🤖 AI Summary
This study addresses the longstanding disconnect between financial economics and natural language processing in analyzing earnings-related information by introducing EarningsInOne, a unified corpus integrating earnings press releases, conference call transcripts, and corresponding stock price data for S&P 1500 constituents. Employing a consistent long–short portfolio strategy (long top 20%, short bottom 20%) and the Q5–Q1 return spread metric, the paper systematically compares the market impact of quantitative earnings surprises and qualitative linguistic signals. It reveals, for the first time, a “fast numbers, slow words” pattern of information absorption: earnings surprises are rapidly incorporated into prices on the announcement day, whereas sentiment signals from conference calls peak in predictive power the following day, generating significant tradable abnormal returns. Notably, conventional mean squared error (MSE) evaluation obscures the directional forecasting ability of these linguistic cues.
📝 Abstract
Earnings announcements release two types of information sequentially: quantitative surprise (numeric earnings-per-share (EPS)/revenue versus analyst estimate) arrives first in press releases and financial news, processed by algorithmic traders within minutes; qualitative language (management tone, guidance, question-and-answer (Q&A) credibility) arrives 30-90 min later in the earnings conference call transcript (ECT), requiring human interpretation overnight.

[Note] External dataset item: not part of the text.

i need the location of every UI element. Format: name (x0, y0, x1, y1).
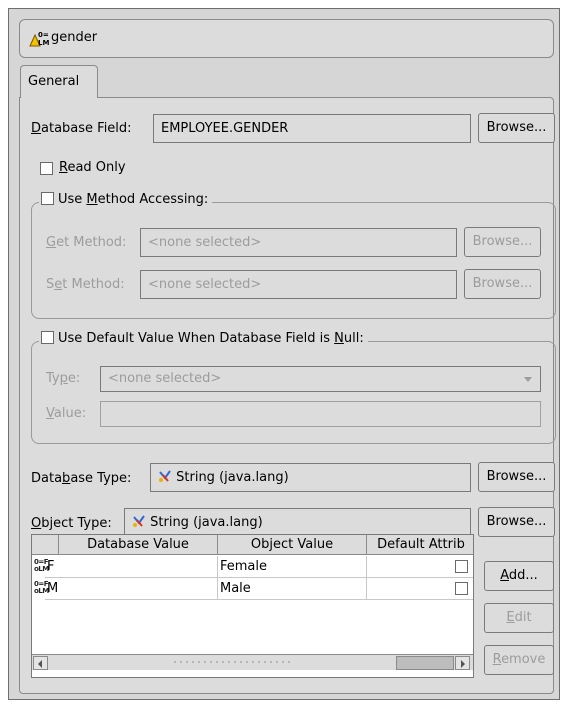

Financial economists have studied quantitative surprise for 50 years; natural language processing (NLP) researchers have studied qualitative ECT signals for a decade. Despite studying the same event, the two communities used incompatible frameworks: different targets (return vs. volatility), trading setups (long top-decile and short bottom-decile vs. trade-all), and metrics (return spread between top and bottom 20% (Q5-Q1) vs. mean squared error (MSE)), making direct comparison and connection challenging.
We bridge these communities with EarningsInOne, the first corpus aligning earnings news, ECTs, and intraday and next-day prices across SP 1500 (broad U.S. equity universe, 2022-2025). Applying unified trading and evaluation tools to both signal types, we confirm a clean speed separation, fast numbers, slow language: quantitative surprise peaks at announcement and is largely eliminated by the next market open; qualitative ECT sentiment peaks on the next trading day, real and tradeable, but hidden under prior transcript-based evaluation that optimised sign-agnostic volatility with pointwise MSE.